Es gibt viele Volleyballtalente in Kuba – doch sehr viele verlassen das Land.

Berlin - Rechts, neben dem Pult mit den Mikrofonen, stand Vitali Heynen, Handy am Ohr, den Rücken den Journalisten zugewandt. Links saß sein Kollege Sridharan und lobte in eines der Mikrofone die deutschen Volleyballer für ihr „kraftvolles Spiel“. Als der indische Cheftrainer dann gerade zum Ausgang des Presseraums in der Schmeling-Halle strebte, traf er auf Heynen. Der drückte Sridharan im Vorbeigehen die Hand, drehte dann noch mal seinen Kopf und sagte über die Schulter mit gespieltem Bedauern: „Sorry, wir mussten gewinnen.“

War auch nicht so schwer. 3:0 (25:16, 25:19, 25:15) gegen den Weltranglisten-30. Indien in 75 Minuten, die Leistungsträger Georg Grozer und Max Günthör auf der Bank. Mehr als Pflichtaufgabe war es nicht, das erste Duell um die Olympiaqualifikation im Volleyball am Freitagabend. Und viele neue Erkenntnisse sammelte Bundestrainer Heynen auch nicht.

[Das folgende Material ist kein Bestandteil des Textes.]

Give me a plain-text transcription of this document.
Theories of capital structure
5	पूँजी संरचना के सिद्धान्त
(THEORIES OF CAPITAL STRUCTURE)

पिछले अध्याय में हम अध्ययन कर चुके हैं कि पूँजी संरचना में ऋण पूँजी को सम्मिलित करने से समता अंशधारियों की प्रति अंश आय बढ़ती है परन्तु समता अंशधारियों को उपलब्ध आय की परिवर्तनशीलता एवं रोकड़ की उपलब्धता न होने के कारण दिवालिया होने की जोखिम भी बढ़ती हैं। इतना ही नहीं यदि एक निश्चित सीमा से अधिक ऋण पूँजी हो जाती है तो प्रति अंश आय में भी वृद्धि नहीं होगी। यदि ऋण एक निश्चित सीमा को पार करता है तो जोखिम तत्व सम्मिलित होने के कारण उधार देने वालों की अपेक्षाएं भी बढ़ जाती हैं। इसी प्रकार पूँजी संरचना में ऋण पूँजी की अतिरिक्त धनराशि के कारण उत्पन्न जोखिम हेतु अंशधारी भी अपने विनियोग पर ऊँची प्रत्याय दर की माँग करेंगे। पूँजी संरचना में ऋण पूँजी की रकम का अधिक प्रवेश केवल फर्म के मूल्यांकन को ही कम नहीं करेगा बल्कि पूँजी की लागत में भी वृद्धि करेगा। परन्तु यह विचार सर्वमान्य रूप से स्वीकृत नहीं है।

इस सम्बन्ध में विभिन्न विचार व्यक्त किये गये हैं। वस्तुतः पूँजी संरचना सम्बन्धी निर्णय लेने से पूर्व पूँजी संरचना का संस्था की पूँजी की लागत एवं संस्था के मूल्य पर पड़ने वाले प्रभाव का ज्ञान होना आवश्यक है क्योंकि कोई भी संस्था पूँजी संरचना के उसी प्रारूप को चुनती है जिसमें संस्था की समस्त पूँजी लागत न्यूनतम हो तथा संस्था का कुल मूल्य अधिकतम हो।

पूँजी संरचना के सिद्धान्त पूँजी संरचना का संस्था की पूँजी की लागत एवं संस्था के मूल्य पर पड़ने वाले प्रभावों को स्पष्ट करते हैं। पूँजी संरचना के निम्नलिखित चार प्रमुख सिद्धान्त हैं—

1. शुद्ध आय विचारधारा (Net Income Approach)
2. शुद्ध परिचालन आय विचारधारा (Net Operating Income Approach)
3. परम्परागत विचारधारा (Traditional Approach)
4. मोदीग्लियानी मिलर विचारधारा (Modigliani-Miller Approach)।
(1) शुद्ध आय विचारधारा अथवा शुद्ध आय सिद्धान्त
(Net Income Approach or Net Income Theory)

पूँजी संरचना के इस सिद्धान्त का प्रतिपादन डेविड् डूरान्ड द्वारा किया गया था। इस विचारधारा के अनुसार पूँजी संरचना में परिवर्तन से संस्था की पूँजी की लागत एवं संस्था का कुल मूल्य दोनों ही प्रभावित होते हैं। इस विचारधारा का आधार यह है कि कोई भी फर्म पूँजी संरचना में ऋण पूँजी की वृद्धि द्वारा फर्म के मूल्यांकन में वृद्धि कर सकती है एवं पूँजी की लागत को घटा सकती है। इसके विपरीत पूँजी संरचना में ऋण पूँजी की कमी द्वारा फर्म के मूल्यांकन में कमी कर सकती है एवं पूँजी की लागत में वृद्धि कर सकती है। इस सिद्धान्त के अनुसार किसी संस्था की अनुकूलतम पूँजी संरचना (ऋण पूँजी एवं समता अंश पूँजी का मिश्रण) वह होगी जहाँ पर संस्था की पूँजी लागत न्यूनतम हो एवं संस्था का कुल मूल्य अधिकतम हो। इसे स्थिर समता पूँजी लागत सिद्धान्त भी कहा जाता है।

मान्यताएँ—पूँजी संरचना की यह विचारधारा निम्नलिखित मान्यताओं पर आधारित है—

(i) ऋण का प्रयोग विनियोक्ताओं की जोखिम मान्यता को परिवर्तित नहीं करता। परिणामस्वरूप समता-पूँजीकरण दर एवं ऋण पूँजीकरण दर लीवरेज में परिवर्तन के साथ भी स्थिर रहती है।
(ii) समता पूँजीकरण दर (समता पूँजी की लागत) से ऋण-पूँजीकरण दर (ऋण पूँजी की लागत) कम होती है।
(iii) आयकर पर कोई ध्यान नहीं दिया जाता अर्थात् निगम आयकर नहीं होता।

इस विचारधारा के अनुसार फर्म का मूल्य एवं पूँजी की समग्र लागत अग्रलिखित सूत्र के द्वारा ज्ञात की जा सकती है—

Drei Stunden zuvor war’s ihm ähnlich ergangen. Kuba traf auf Tschechien, auf der Tribüne hockte der Belgier Heynen, bereit zur großen Analyse, aber viel zu analysieren gab’s gar nicht. „Ich habe die bekannten Stärken von Kuba gesehen, aber nichts Neues.“ Die bekannten Stärken genügten zu einem Sieg über Tschechien, Heynen war also gewarnt. Kuba ist Vizeweltmeister, der entscheidende Gegner für die Deutschen. Gestern Abend trafen beide Teams aufeinander (bei Redaktionsschluss noch nicht beendet).

Dass Kuba überhaupt bei dieser Qualifikation spielen muss, ist ja eigentlich ein Witz, findet Heynen. „Wenn alle Kubaner, die irgendwo in der Welt verstreut sind, in der kubanischen Nationalmannschaft spielen würden, dann wäre Kuba unangefochten Weltmeister.“ Sie sind aber nun mal in der ganzen Welt verstreut, das ist das Problem der Kubaner. Glanz und Elend einer Volleyball-Großmacht liegen nur ein paar entschlossene Schritte auseinander. Kuba entwickelt ständig Talente zu Weltklassespielern. Kein Wunder, auf der Insel ist Volleyball die drittpopulärste Sportart nach Boxen und Baseball.

Aber dann spielen diese Weltstars mit der Nationalmannschaft im Ausland, und danach können Kubas Verbandsfunktionäre regelmäßig die Liste mit den Namen der Spieler verlängern, die sich mit entschlossenen Schritten abgesetzt haben. So verliert das Team permanent Leistungsträger. Das WM-Silber von 2010 sollte eigentlich 2012 mit Olympiagold noch getoppt werden, dummerweise aber wollten die drei herausragenden Nationalspieler Robertlandy Simon, Kapitän und Mittelblocker, Raydel Hierrezuelo, Zuspieler, und Joandry Leal, Außenangreifer, dabei nicht mitwirken. Sie versuchten 2011 zu fliehen, wurden aber daran gehindert und landeten angeblich ein paar Tage im Gefängnis. Aus der Nationalmannschaft jedenfalls, so viel ist sicher, sind sie verbannt.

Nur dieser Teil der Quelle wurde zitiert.